Sequence Land, INOI 2013

Problem Description

Question : Sequence Land, INOI 2013

Submit Code : Codechef

Prerequisites

Depth-First Search, Connected Graph

Solution

It's clear that extended family forms a tree. The Presindent will be root node and his relatives will be its children nodes and relatives of relatives will be children nodes of them and so on.

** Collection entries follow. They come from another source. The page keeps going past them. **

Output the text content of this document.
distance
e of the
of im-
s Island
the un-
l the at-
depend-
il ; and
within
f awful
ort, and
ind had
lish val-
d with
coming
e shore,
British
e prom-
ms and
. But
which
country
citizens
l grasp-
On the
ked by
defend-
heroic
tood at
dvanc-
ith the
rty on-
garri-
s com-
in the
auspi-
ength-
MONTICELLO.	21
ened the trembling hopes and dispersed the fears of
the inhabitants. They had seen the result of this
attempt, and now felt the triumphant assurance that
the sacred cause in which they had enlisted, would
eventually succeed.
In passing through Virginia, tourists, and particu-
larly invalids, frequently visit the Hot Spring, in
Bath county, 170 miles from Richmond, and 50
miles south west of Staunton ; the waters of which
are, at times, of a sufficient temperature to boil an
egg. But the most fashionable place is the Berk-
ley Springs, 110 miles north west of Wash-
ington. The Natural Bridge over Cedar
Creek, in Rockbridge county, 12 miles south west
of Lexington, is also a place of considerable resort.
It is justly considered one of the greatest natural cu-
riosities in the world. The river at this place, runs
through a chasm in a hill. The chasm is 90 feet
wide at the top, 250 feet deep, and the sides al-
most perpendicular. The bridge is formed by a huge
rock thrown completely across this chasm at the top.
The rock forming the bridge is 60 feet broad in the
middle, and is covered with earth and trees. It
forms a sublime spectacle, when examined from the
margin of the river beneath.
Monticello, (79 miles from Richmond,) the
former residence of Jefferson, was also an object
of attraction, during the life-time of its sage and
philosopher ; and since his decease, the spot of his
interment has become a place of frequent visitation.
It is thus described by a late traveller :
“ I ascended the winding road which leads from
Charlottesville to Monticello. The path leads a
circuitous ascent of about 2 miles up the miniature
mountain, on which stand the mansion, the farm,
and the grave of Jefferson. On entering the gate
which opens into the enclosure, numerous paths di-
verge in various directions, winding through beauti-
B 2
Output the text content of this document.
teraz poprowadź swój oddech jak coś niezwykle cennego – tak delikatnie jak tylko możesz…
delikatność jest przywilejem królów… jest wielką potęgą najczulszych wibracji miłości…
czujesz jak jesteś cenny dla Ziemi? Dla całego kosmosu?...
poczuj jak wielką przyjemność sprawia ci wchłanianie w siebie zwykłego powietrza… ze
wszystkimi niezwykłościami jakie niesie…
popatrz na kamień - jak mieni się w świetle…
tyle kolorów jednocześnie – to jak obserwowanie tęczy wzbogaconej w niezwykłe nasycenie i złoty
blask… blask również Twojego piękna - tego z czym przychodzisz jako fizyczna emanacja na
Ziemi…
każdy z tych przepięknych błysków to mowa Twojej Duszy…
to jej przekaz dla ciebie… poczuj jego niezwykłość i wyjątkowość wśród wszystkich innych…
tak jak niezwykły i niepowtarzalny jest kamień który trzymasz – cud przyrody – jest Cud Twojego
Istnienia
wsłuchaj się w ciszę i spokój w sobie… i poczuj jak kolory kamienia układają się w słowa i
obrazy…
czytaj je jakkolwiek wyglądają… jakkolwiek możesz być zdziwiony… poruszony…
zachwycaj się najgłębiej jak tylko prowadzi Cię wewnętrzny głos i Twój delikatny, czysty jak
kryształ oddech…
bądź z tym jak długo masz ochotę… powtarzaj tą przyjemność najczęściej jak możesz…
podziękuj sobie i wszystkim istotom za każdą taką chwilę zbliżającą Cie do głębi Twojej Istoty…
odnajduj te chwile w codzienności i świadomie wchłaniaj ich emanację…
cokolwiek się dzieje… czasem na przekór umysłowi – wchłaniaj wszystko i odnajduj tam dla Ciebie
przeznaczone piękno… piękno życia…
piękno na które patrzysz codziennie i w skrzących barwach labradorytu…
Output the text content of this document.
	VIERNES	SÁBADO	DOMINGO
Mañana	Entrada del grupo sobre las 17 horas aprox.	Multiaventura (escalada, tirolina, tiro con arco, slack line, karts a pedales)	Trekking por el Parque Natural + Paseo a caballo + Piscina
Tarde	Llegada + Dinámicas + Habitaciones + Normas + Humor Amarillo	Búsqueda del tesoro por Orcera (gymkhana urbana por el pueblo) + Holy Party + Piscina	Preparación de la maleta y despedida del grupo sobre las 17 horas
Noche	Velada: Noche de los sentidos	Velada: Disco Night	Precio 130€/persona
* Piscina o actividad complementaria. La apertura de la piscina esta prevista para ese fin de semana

To get our answer we will do the followings:

1. we will connect node a with node b if number of common ids will be greater than or equal to k.
2. Now, we just have to find number of nodes connected to node 0 (The President). We will use DFS to traverse all element connected with node 0.

Code

#include<bits/stdc++.h>

using namespace std;

void dfs(vector<int>* adj, vector<int>& visited, int idx){
    visited[idx] = 1;
    for(int u : adj[idx])
        if(!visited[u])
            dfs(adj, visited, u);
}

int main(){
    int n, k;
    cin >> n >> k;
    vector<int> sequenceId[n];
    int m, x;
    
    for(int i=0;i<n;i++){
        cin >> m;
        for(int j=0;j<m;j++){
            cin >> x;
            sequenceId[i].push_back(x);
        }
    }

    vector<int> adj[n];
    for(int i=0;i<n;i++){
        map<int, int> id;
        for(int j=0;j<(int)sequenceId[i].size();j++)
            id[sequenceId[i][j]] = 1;
        for(int j=i+1;j<n;j++){
            int numCommonElement = 0;
            for(int k=0;k<(int)sequenceId[j].size();k++)
                if(id.count(sequenceId[j][k]))
                    numCommonElement++;
            if(numCommonElement >= k){
                adj[i].push_back(j);
                adj[j].push_back(i);
            }
        }
    }

    vector<int> visited(n, 0);
    dfs(adj, visited, 0);

    int extendedFamily = 0;
    for(int i=0;i<n;i++)
        if(visited[i])
            extendedFamily++;
    cout << extendedFamily;
    return 0;
}